In its testing, Hardware Unboxed found that in pairs of GPUs from AMD and Nvidia, where they used to battle neck-in-neck at their release, AMD's GPUs today come out with significantly higher performance than Nvidia's counterparts in testing Doom Eternal.
Take for example the GTX 780 and its main competitor from when it was out seven years ago, the almighty AMD Radeon R9 290. Back then, the two battled closely with one or the other winning at different games, but in Doom Eternal we see something completely different. Whereas the GTX 780 is able to put down an average of 45 FPS, the R9 290, pushes out 116 FPS on average -- that's more than twice as fast as Nvidia's card!

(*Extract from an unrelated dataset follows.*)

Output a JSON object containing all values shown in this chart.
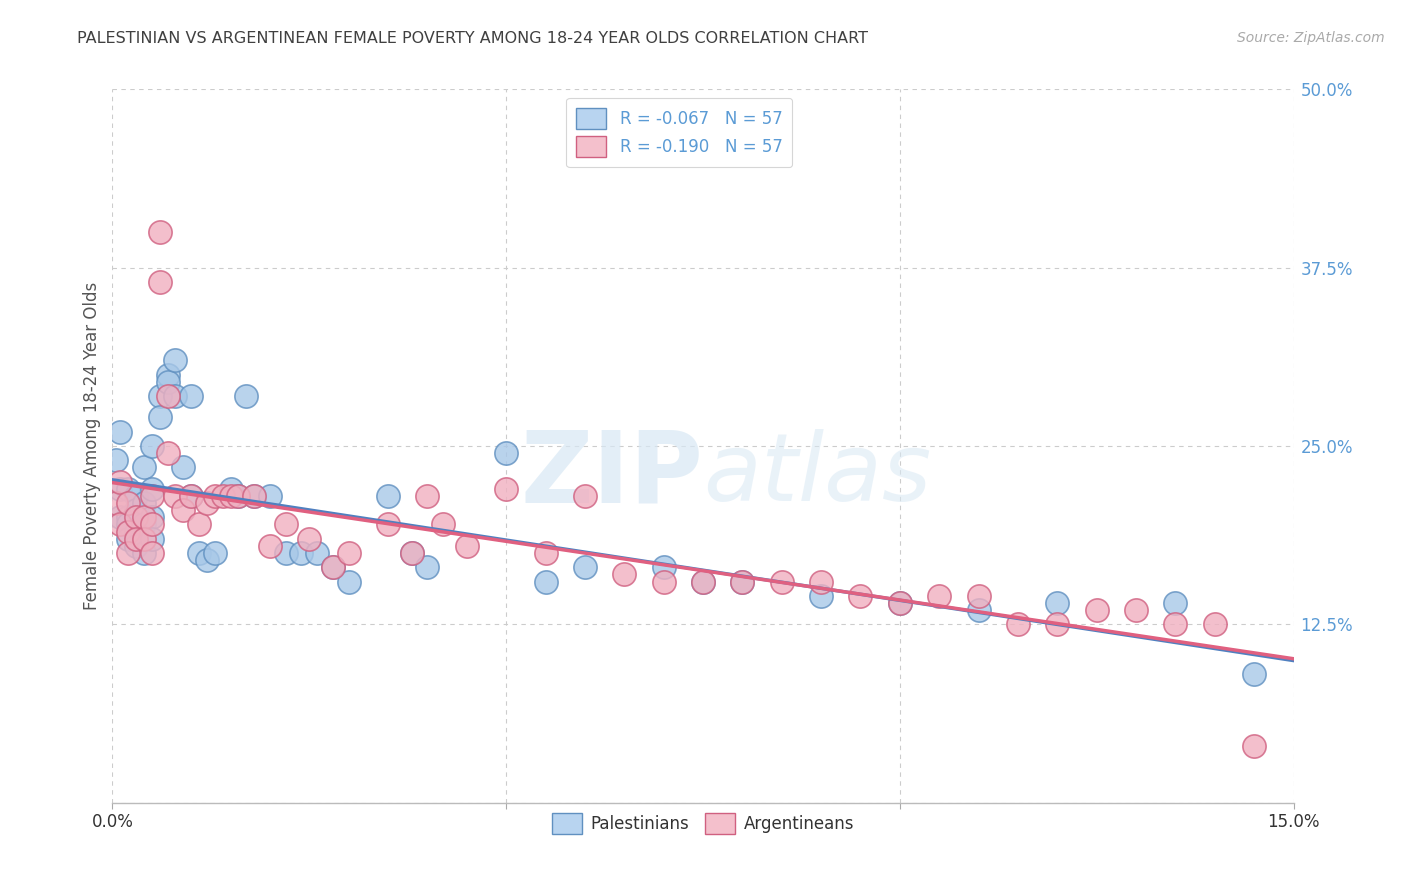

Kepler cards really appear to have suffered as they've aged, and though Nvidia closed the gap a little with its newer GPUs, there are still huge performance gaps between what used to be very competitive cards.
We would say there's no excuse for Nvidia to leave its older cards out given that they're a much bigger company than AMD. However, let's be honest: can we really expect eight-year old GPUs to be receiving driver optimizations for the latest modern games?
Not really, and we shouldn't expect this from AMD, either. Nevertheless, if anyone from AMD is reading along: hats off to your driver dev team. We wholeheartedly appreciate your work.